Pomalowanie przez graficiarza samolotu na poznańskim lotnisku ujawniło słabości w zabezpieczeniu lotniska, z których zarząd lotniska nie do końca zdawał sobie sprawę - uważa prezes Portu Lotniczego Poznań-Ławica im. Henryka Wieniawskiego Mariusz Wiatrowski.

19.03.2007 | aktual.: 19.03.2007 15:58

Według wstępnych ustaleń policji, turbośmigłowy samolot ATR 42 został pomalowany w nocy z 17 na 18 marca. Maszyna wylądowała na poznańskim lotnisku w sobotę wieczorem.

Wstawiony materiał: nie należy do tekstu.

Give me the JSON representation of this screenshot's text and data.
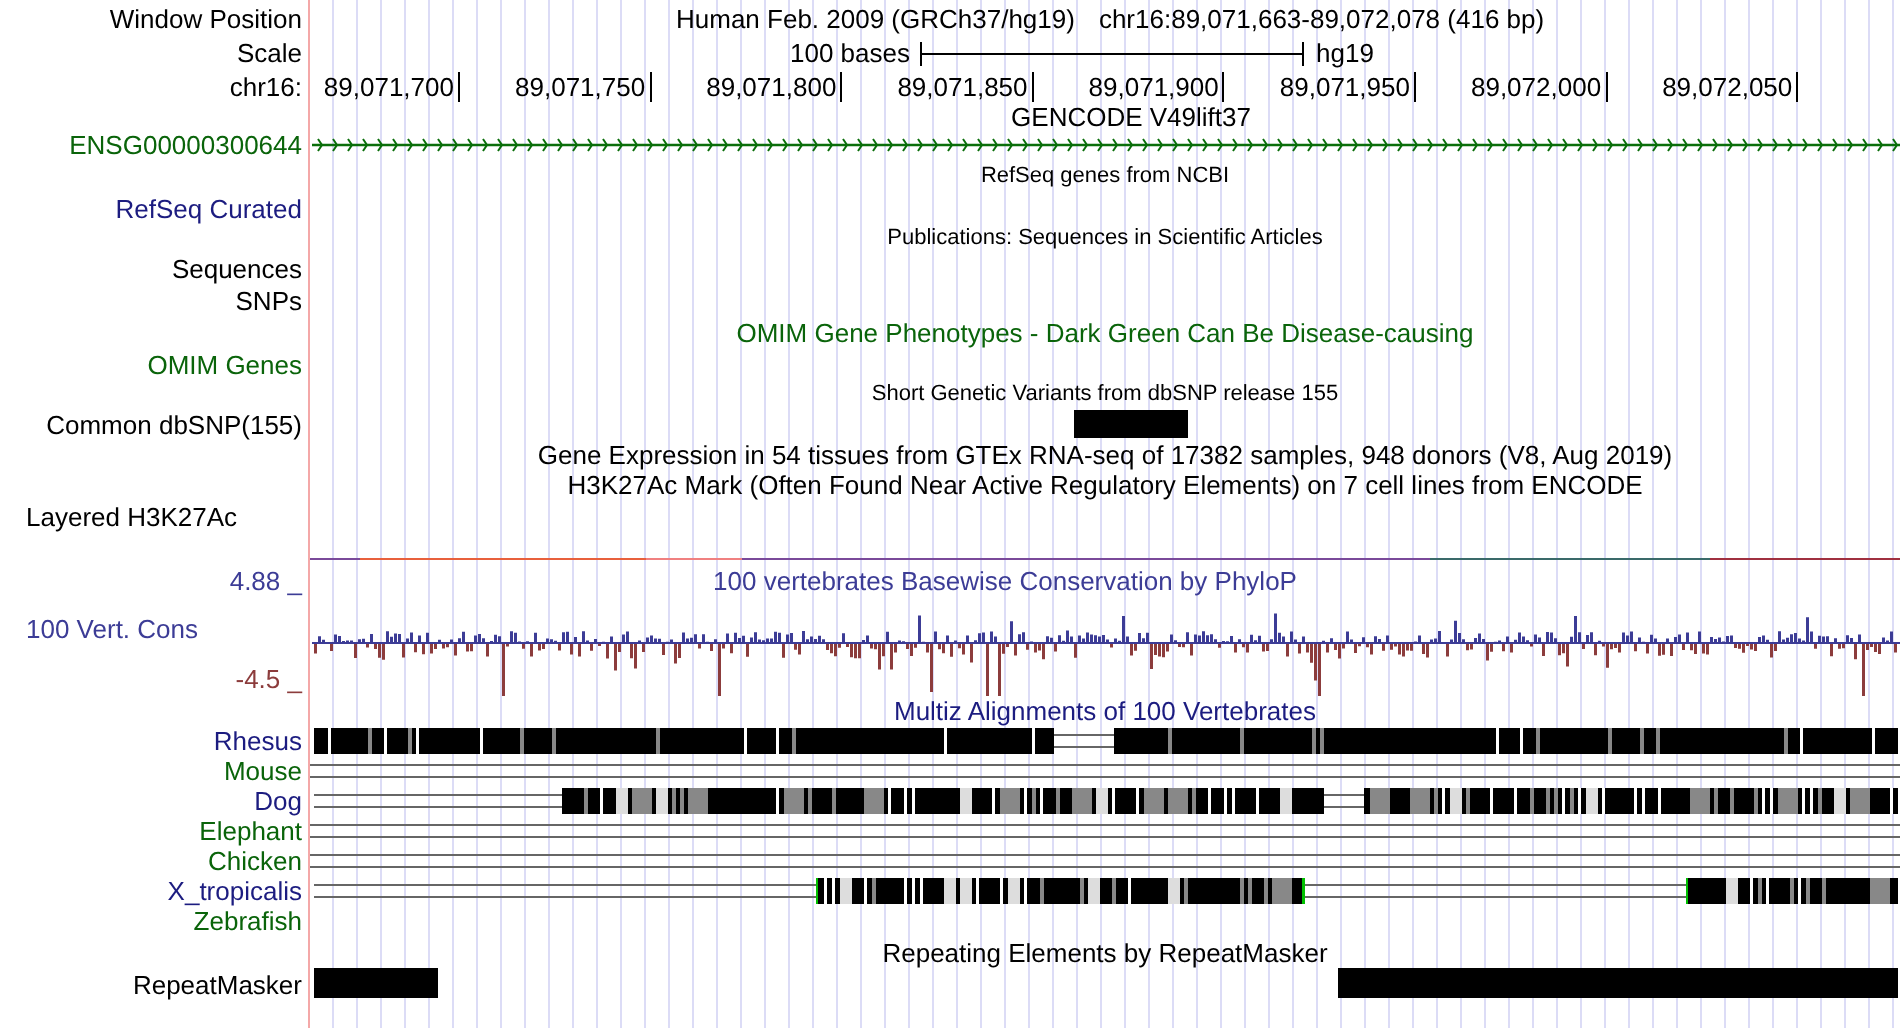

Na boku samolotu namalowano tzw. TAG, czyli pseudonim graficiarza oraz datę, kiedy to się stało.

Policja wyjaśnia, w jaki sposób graficiarz dostał się na lotnisko i jak przez kilkanaście minut mógł niezauważony malować samolot.

Prezes Wiatrowski zaznaczył, że system zabezpieczenia poznańskiego lotniska, na który składają się m.in.: ogrodzenie, oświetlenie, monitoring wideo, patrole służb ochrony jest - podobnie jak całe lotnisko - ciągle modernizowany.

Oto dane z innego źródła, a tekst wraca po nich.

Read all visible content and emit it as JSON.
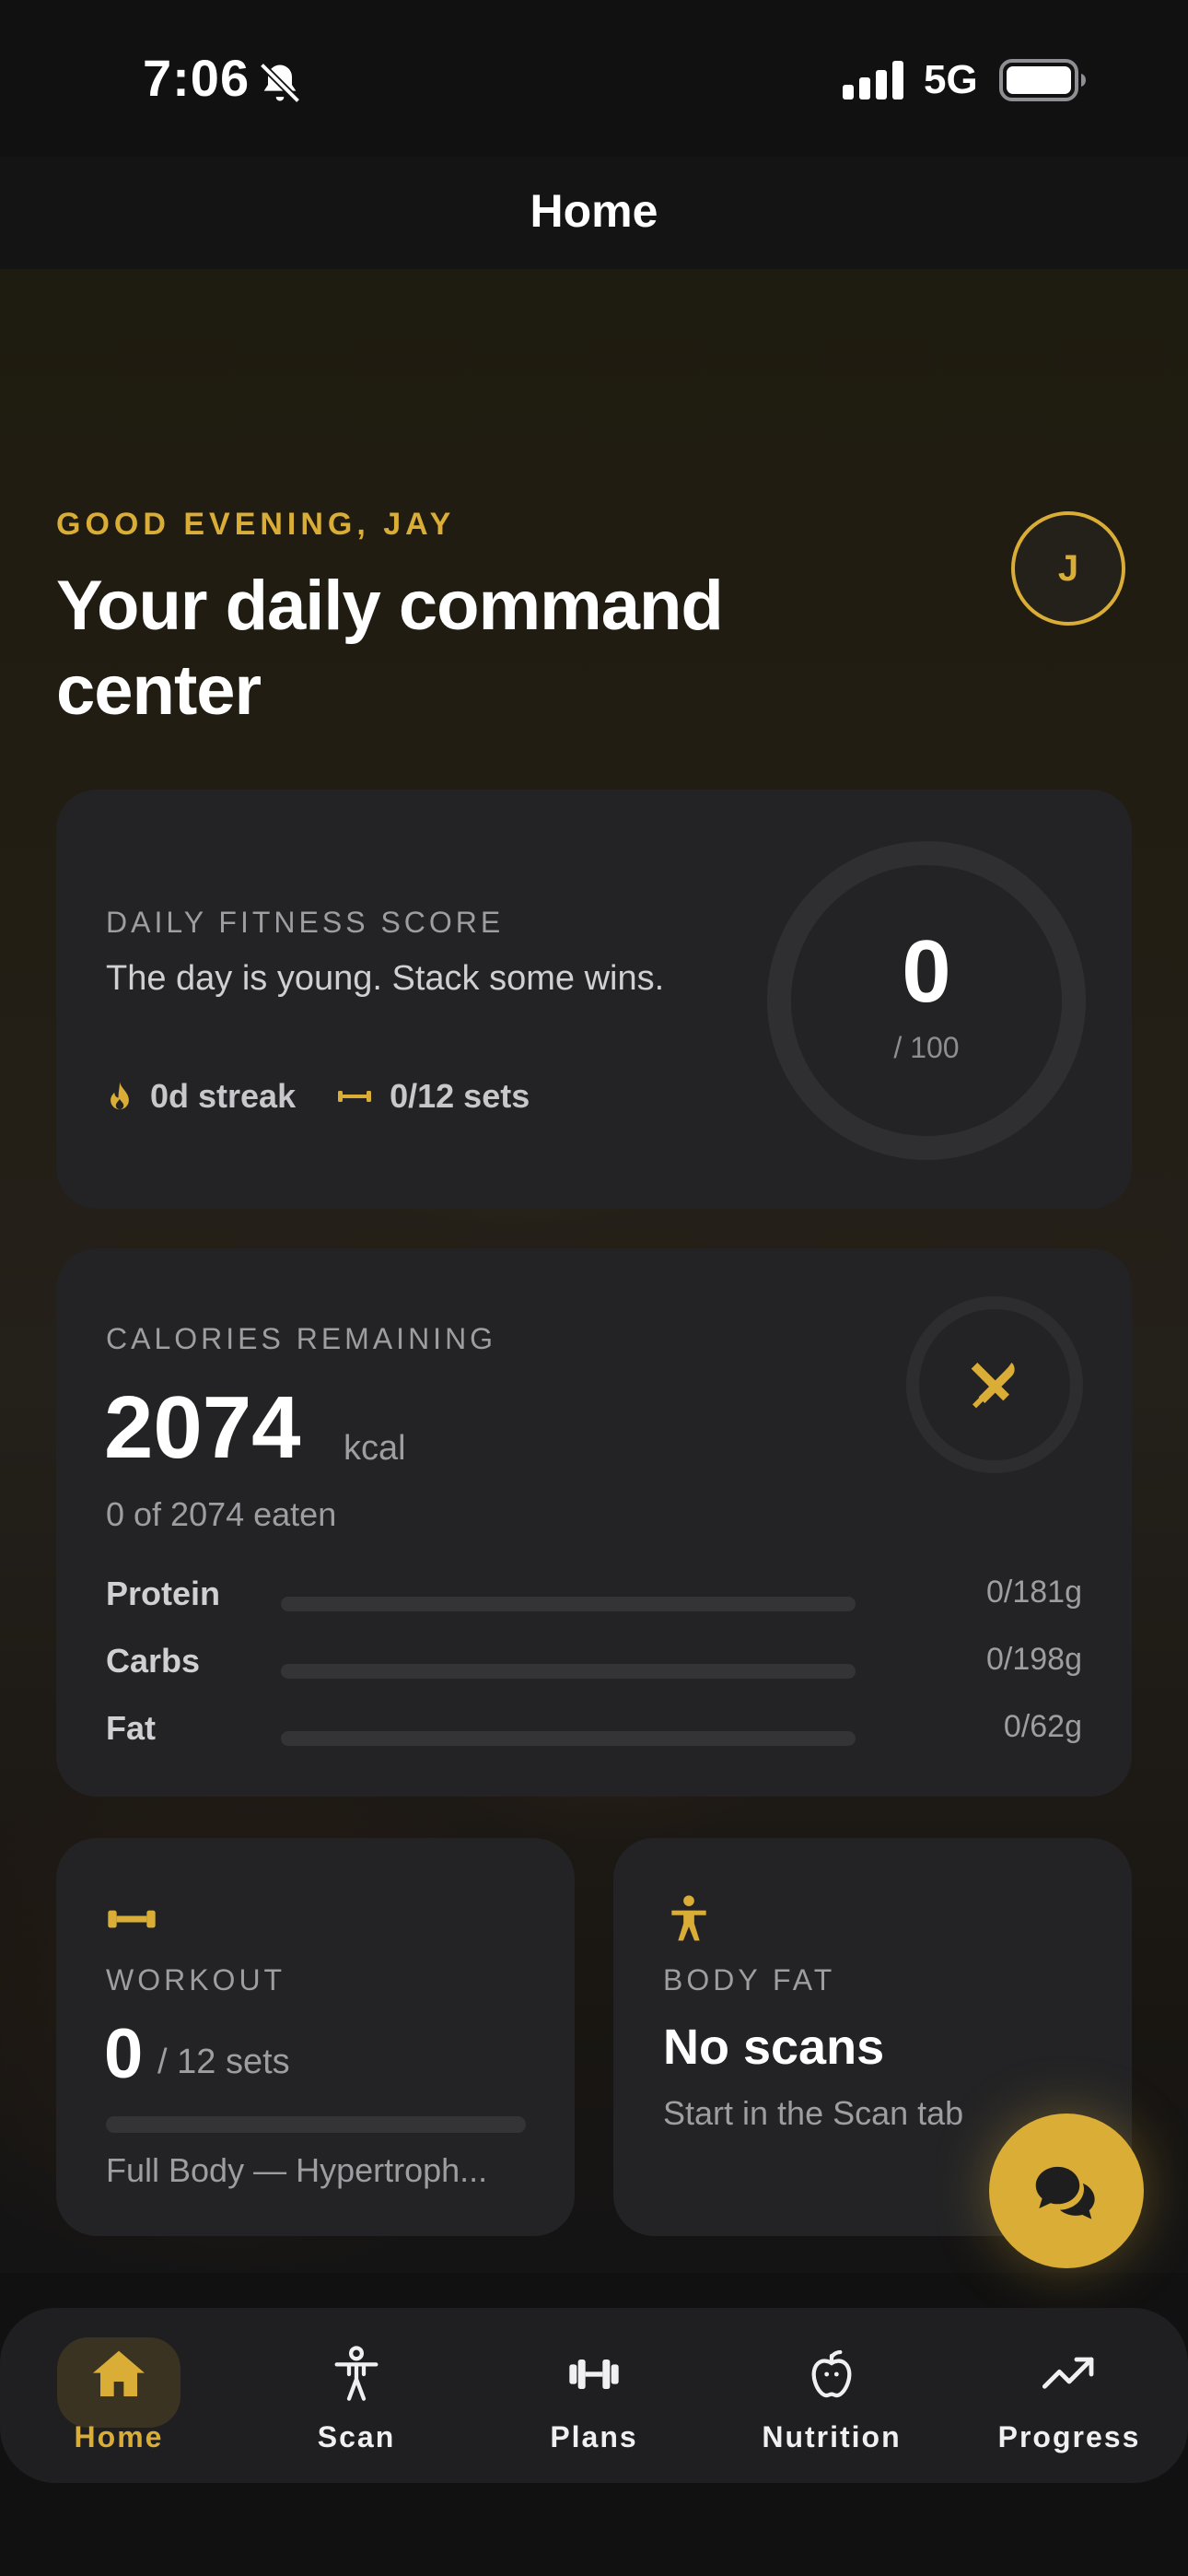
{
  "status_bar": {
    "time": "7:06",
    "network": "5G"
  },
  "header": {
    "title": "Home"
  },
  "hero": {
    "greeting": "GOOD EVENING, JAY",
    "headline": "Your daily command center",
    "avatar_initial": "J"
  },
  "fitness_score": {
    "label": "DAILY FITNESS SCORE",
    "description": "The day is young. Stack some wins.",
    "streak": "0d streak",
    "sets": "0/12 sets",
    "value": "0",
    "max": "/ 100",
    "progress": 0
  },
  "calories": {
    "label": "CALORIES REMAINING",
    "value": "2074",
    "unit": "kcal",
    "eaten": "0 of 2074 eaten",
    "macros": [
      {
        "name": "Protein",
        "amount": "0/181g",
        "progress": 0
      },
      {
        "name": "Carbs",
        "amount": "0/198g",
        "progress": 0
      },
      {
        "name": "Fat",
        "amount": "0/62g",
        "progress": 0
      }
    ]
  },
  "workout": {
    "label": "WORKOUT",
    "value": "0",
    "total": "/ 12 sets",
    "plan": "Full Body — Hypertroph...",
    "progress": 0
  },
  "body_fat": {
    "label": "BODY FAT",
    "value": "No scans",
    "subtitle": "Start in the Scan tab"
  },
  "tabs": [
    {
      "label": "Home",
      "icon": "home-icon",
      "active": true
    },
    {
      "label": "Scan",
      "icon": "person-icon",
      "active": false
    },
    {
      "label": "Plans",
      "icon": "dumbbell-icon",
      "active": false
    },
    {
      "label": "Nutrition",
      "icon": "apple-icon",
      "active": false
    },
    {
      "label": "Progress",
      "icon": "trend-icon",
      "active": false
    }
  ],
  "colors": {
    "accent": "#d9ad36",
    "card": "#232325",
    "background": "#111111"
  }
}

Mamy zatwierdzony plan ochrony lotniska, certyfikaty, audyty, jesteśmy systematycznie sprawdzani. Niewielkie błędy w systemie bezpieczeństwa zostały wykorzystane, ktoś miał szczęście, że udało mu się wejść. Te błędy zostały już poprawione - powiedział prezes poznańskiego lotniska.